I also captured my part-time Chief Financial Officer (CFO) role for a small local business, but in the past few weeks pushed it to the second page to focus on the big-company roles instead. I also had someone point out that since I'm already using the second page, I might as well use more than a quarter of it so I've expanded those sections. Instead of "job title only" for my "prior to 2013" titles, they've gotten 1-2 lines each to describe responsibilities and accomplishments.
Something I'm proud of but don't know if it actually helps is the presence of links in my resume. I started this website to raise my profile online, and so I wrote about many of my accomplishments at work. I pushed myself to have an article I could like to for every bullet on my first page so that an interested hiring manager could look further. Does anyone? No idea. If nothing else, it helped me come up with topics and document my accomplishments while they were freshest in my mind.
Conclusions and Moving Forward
As a member of that 25% of the unemployed who have been out-of-work for more than six months, I've found my greatest frustration is the lack of feedback. I describe submitting resumes as "shouting into the void" or "dropping them into the abyss" because it's extremely rare to hear back, and I never know why the resume didn't trigger interest. Is there a simple fix that would magically get hiring managers to call me? Probably not. But of the three times that I've gotten a hiring manager to talk to me about a currently-open role (excluding future peers, Human Resources, etc.), I've networked my way to the hiring manager all three times. In this job-search cycle, I've never had a resume dropped in an application portal yield a conversation with a human unless I've also networked my way to a human outside the application-portal system.

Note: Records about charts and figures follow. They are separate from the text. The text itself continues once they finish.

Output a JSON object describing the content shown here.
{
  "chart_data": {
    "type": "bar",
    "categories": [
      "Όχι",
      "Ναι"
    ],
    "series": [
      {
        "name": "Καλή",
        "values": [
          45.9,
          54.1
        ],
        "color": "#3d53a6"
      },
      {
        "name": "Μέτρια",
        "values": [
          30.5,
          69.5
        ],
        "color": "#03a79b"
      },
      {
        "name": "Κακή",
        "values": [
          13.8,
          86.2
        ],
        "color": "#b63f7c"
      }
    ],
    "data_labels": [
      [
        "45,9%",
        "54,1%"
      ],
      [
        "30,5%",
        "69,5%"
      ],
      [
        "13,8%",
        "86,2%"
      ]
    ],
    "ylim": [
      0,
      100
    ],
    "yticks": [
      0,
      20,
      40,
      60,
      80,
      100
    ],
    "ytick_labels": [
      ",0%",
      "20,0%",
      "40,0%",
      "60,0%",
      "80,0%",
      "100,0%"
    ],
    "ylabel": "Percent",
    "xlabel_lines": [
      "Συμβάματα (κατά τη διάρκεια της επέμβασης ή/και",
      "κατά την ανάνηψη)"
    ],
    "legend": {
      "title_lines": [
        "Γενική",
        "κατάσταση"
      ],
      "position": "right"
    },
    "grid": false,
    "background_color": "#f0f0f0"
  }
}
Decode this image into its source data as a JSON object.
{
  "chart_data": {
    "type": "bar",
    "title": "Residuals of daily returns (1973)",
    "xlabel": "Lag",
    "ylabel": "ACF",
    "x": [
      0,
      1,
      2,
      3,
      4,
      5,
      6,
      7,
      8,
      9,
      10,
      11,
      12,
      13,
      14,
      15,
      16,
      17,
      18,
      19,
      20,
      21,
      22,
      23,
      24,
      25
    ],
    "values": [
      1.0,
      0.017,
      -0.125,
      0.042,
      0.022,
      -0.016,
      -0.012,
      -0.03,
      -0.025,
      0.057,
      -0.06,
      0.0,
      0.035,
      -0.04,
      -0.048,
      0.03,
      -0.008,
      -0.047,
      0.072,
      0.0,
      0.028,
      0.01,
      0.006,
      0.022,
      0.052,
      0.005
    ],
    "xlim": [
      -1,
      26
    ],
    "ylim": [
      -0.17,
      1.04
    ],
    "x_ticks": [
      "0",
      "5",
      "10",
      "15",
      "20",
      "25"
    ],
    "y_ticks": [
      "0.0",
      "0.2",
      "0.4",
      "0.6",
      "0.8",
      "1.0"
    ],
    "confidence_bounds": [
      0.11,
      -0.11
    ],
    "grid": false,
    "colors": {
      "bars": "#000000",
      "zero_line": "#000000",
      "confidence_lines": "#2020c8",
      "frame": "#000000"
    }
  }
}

From what I've seen online and talking to people, that's the hardest part about job-searching while unemployed: without feedback ("you need more years in X" or even better "when I see Y on your resume it instantly turns me on/off") it's really hard to know if we're doing everything we can. I might have already done the magical thing and tomorrow a hiring manager will call me and say "your resume surfaced from the thousands of AI-slop applications we got and I'd love to talk to you" and it turns into a job...but I can't expect that. I just need to keep tweaking my resume to what suits me - not the agency - and network and apply until the right match turns up.
Best of luck to everyone who is hunting for a job and to everyone who is hunting for a candidate. May you all find each other!